A huge thanks to @4thestatebooks for the advanced proof copy and to @cecilepin for writing such an important and provoking book.
It’s a story about a family that leave Vietnam at the end of the Vietnam war hoping to start a new life in America. As vulnerable refugees/immigrants, things don’t go to plan and some of the family end up in Thatcher’s Britain, not exactly a welcoming place for immigrants.
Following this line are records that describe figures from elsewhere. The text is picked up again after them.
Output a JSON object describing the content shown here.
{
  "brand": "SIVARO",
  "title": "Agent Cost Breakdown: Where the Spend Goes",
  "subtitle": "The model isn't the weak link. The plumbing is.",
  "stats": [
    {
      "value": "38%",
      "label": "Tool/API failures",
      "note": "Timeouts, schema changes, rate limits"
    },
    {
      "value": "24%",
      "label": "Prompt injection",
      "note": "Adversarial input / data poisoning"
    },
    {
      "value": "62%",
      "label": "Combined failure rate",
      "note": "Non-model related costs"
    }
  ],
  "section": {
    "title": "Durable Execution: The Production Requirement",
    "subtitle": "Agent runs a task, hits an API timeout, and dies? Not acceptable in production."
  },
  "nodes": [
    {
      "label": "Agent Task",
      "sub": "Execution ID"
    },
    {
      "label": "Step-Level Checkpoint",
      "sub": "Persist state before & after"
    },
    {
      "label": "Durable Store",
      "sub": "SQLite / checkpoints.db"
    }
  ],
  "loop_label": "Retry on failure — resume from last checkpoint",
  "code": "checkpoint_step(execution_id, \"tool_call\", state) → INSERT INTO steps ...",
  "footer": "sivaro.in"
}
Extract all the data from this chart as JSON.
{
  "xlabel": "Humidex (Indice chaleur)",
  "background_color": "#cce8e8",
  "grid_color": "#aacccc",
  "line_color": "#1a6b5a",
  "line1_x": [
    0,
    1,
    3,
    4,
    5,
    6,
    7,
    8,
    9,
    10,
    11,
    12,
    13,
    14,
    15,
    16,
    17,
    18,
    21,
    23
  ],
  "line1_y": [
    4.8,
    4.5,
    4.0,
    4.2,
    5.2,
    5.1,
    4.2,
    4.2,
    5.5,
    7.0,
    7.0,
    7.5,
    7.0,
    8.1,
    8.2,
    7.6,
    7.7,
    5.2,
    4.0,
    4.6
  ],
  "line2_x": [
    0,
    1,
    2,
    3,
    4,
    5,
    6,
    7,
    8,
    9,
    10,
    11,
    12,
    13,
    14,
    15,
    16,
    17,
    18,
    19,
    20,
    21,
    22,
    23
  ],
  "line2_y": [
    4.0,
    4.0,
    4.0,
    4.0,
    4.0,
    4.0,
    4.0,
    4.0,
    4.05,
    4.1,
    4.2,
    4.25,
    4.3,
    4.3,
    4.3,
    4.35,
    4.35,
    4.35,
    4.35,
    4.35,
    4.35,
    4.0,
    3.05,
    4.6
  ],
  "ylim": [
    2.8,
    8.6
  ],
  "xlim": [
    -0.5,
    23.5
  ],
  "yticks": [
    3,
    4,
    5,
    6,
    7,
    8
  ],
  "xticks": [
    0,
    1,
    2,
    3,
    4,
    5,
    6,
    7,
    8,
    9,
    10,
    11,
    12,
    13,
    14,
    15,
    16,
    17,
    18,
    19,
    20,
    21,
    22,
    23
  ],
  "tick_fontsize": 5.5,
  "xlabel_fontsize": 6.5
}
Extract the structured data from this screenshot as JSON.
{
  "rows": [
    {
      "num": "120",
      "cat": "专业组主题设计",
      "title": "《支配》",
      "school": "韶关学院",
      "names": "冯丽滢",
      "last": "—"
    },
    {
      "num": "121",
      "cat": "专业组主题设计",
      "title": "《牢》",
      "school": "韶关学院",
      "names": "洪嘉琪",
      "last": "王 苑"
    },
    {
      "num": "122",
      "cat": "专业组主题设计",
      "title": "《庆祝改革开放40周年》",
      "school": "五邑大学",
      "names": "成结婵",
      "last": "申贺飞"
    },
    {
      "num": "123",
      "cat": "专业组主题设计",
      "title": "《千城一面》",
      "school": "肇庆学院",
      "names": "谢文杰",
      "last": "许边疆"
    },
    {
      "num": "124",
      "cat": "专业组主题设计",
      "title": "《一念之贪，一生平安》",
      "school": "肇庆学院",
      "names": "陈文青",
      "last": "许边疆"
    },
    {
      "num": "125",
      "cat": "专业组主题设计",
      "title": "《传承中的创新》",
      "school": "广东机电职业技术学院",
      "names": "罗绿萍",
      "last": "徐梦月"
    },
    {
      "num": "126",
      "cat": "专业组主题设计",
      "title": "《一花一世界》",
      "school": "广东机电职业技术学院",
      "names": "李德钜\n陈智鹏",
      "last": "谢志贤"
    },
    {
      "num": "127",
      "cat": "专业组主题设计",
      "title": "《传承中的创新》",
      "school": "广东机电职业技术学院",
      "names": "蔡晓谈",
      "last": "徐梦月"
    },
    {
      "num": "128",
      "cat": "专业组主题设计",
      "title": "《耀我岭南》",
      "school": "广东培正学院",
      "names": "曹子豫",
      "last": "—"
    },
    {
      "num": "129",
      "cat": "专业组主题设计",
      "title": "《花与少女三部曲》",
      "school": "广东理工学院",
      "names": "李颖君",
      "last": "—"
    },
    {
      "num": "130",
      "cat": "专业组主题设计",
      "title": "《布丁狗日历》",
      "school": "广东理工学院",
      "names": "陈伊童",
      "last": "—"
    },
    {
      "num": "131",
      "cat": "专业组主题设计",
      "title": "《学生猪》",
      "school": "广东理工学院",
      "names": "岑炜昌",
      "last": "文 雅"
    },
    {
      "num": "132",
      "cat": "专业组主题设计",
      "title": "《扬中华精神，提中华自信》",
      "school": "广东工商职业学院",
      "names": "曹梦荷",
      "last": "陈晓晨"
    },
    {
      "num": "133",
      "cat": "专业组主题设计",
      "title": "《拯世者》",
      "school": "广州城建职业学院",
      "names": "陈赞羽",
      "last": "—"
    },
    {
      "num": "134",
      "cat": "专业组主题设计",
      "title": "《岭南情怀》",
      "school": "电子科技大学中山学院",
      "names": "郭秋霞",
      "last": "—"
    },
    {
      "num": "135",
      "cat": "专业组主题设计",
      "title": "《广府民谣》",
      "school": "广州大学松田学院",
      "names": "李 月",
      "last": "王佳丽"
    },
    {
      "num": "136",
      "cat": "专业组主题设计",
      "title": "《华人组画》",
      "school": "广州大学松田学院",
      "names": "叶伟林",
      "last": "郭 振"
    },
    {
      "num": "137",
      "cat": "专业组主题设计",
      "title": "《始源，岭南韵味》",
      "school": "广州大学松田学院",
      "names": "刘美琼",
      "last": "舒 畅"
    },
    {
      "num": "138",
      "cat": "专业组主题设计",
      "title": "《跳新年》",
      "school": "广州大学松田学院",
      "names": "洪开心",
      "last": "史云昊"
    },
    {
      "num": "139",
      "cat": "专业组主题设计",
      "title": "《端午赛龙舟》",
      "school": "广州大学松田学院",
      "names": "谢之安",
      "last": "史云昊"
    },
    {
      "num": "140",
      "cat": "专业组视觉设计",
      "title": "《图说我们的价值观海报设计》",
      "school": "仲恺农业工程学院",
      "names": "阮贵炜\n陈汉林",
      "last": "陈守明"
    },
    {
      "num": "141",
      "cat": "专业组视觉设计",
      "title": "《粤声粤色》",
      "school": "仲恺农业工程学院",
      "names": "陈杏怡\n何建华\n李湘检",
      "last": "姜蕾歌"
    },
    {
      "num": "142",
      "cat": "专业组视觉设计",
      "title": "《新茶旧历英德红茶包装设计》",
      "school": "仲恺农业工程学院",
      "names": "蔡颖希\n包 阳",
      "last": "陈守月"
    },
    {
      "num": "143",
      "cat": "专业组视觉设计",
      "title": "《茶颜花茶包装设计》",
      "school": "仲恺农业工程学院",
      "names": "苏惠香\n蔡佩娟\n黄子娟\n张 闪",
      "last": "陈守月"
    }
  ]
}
This book is emotional from the beginning, the night before departure the family have their last supper, the routine of family life being used to ground and reassure the children was heartbreaking. It is unusual for a book to generate such an immediate emotional response from me but within pages I was completely emotionally invested in this family. Perhaps it is down to the obvious parallels to the doomed Channel crossings we so regularly hear about, this made me consider the reality and real human cost of that. By that I mean that we know there is human life lost but in a news report it is not brought to life. In this book I started to contemplate the back stories of all of the lives lost in this way, and that is what brilliant fiction is for me. Something that transcends the words on the page and makes you question and process the world around you.
It’s a book about refugees and immigrants in the 1970’s, it’s a book about refugees and immigrants now.
Thankfully despite the trauma and heartache it’s a book of hope!
Themes - intergenerational trauma, sexual abuse, the experience of refugees how siblings in these families have to switch to parental roles.